Um dos resultados mais reveladores do estudo foi a identificação de picos de concentração de metais como chumbo, cobre, prata e arsênio em determinados períodos históricos.

Esses elementos não aparecem de forma constante ao longo das camadas de gelo. Em vez disso, surgem em aumentos claros em momentos específicos.

Segundo os pesquisadores, esses picos coincidem com períodos de intensa atividade mineradora na Europa durante a Idade Média.

Entre os séculos X e XIV, diversas regiões da Europa central e dos Alpes viveram uma expansão significativa da mineração, especialmente de prata e cobre. Durante o processo de fundição dos minérios, partículas metálicas eram liberadas na atmosfera e podiam viajar centenas ou até milhares de quilômetros antes de se depositar sobre a neve.

O gelo do Weißseespitze preserva exatamente essas marcas. As altas concentrações de arsênio detectadas no núcleo coincidem com períodos de exploração mineral em regiões históricas como o Tirol, os Alpes italianos e as montanhas Harz, na Alemanha.

Na prática, o glaciar registrou indiretamente o crescimento econômico e tecnológico da Europa medieval.

Incêndios florestais e mudanças climáticas no período medieval

Nem todos os sinais encontrados no gelo, porém, têm origem humana.

Os cientistas também identificaram uma forte presença de levoglucosano, um composto químico produzido quando a madeira queima. Esse marcador indica episódios de incêndios florestais.

O núcleo de gelo mostra um aumento significativo desse composto por volta do século XII. O dado coincide com registros de microcarvão encontrados em turfeiras da região alpina, sugerindo que incêndios eram relativamente frequentes naquele período.

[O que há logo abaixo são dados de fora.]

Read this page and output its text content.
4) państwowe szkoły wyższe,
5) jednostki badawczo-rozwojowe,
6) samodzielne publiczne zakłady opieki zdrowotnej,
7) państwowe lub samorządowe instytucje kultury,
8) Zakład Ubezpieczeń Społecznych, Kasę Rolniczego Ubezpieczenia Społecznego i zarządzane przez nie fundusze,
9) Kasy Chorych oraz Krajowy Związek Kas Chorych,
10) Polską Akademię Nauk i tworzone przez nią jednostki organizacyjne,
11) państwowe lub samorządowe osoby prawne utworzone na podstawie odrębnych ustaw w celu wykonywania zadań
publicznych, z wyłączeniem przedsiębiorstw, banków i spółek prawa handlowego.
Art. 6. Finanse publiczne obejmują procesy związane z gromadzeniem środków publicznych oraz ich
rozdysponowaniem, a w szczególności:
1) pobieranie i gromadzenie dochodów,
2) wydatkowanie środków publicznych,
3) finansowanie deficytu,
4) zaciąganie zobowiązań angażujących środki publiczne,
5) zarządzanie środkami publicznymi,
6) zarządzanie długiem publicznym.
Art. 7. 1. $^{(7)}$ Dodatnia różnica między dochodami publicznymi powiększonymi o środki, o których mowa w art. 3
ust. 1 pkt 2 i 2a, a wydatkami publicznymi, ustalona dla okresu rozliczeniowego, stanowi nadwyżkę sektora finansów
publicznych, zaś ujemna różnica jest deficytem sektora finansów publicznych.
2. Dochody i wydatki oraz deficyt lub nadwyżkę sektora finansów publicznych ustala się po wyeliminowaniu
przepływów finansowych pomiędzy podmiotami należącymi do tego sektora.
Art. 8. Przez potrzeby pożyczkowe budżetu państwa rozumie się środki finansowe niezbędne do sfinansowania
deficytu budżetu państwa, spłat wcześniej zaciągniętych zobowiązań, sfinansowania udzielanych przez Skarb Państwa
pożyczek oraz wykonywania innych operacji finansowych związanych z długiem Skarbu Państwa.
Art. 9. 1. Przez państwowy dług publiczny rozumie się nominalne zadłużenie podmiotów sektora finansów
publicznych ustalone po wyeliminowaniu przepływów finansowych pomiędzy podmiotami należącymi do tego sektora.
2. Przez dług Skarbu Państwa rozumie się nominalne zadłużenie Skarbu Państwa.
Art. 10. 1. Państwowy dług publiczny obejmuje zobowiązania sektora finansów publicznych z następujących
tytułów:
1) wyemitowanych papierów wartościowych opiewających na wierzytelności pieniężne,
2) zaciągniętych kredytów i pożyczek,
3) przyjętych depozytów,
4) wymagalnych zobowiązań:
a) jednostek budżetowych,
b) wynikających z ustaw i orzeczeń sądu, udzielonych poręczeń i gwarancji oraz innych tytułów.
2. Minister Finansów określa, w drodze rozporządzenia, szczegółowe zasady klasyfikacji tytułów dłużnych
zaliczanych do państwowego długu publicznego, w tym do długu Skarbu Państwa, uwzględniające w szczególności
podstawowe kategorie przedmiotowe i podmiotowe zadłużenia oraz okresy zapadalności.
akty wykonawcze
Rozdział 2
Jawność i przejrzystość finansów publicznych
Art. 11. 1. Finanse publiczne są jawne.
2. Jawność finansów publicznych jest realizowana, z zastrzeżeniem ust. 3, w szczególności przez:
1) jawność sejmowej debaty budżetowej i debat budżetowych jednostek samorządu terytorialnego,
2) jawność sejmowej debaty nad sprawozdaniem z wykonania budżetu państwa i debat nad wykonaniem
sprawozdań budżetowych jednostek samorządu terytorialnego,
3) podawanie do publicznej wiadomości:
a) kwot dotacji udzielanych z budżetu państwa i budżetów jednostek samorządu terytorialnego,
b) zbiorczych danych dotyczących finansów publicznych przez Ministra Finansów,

Os pesquisadores acreditam que esses eventos estejam ligados ao chamado Período Quente Medieval, uma fase de clima relativamente mais quente que ocorreu aproximadamente entre os séculos X e XIII.

Durante esse intervalo, algumas regiões da Europa passaram por episódios de seca que favoreceram a acumulação de vegetação seca — combustível ideal para incêndios.

Além disso, a expansão agrícola e pecuária em áreas de montanha levou ao uso do fogo para abrir novos pastos e campos de cultivo, aumentando a quantidade de fumaça na atmosfera.

Erupções vulcânicas registradas nos Alpes

O núcleo de gelo também preserva sinais de grandes erupções vulcânicas.

Em determinadas camadas, os cientistas encontraram picos simultâneos de sulfatos e metais — uma assinatura típica de aerossóis vulcânicos transportados pela atmosfera.

Algumas dessas camadas parecem coincidir com erupções registradas em outros arquivos climáticos do hemisfério norte durante o século XIII.

Isso demonstra que até mesmo um pequeno glaciar alpino pode registrar fenômenos naturais ocorridos a milhares de quilômetros de distância. De certa forma, o gelo funciona como uma estação meteorológica natural que coleta dados há séculos.

Uma biblioteca climática ameaçada pelo aquecimento global

O grande problema é que essa biblioteca natural pode desaparecer antes de ser totalmente estudada.

Entre 2019 e 2024, os pesquisadores voltaram várias vezes ao glaciar para monitorar sua evolução. As medições mostram que a espessura do gelo diminuiu rapidamente em poucos anos.

Segundo a equipe científica, vários metros de gelo já se perderam desde as primeiras medições. Isso significa que camadas inteiras desse arquivo climático podem ter desaparecido.

Os glaciares alpinos estão entre os mais sensíveis ao aquecimento global. Modelos climáticos indicam que uma parte significativa dos glaciares dos Alpes orientais pode desaparecer nas próximas décadas se as temperaturas continuarem subindo.

E quando um glaciar derrete, não se perde apenas gelo. Perde-se também a informação que ele guardava.

Por isso, muitos cientistas defendem que seja urgente extrair e preservar núcleos de gelo desses glaciares antes que desapareçam. Esses registros permitem entender como era a atmosfera da Terra antes da industrialização — e ajudam a dimensionar o impacto real das atividades humanas no clima atual.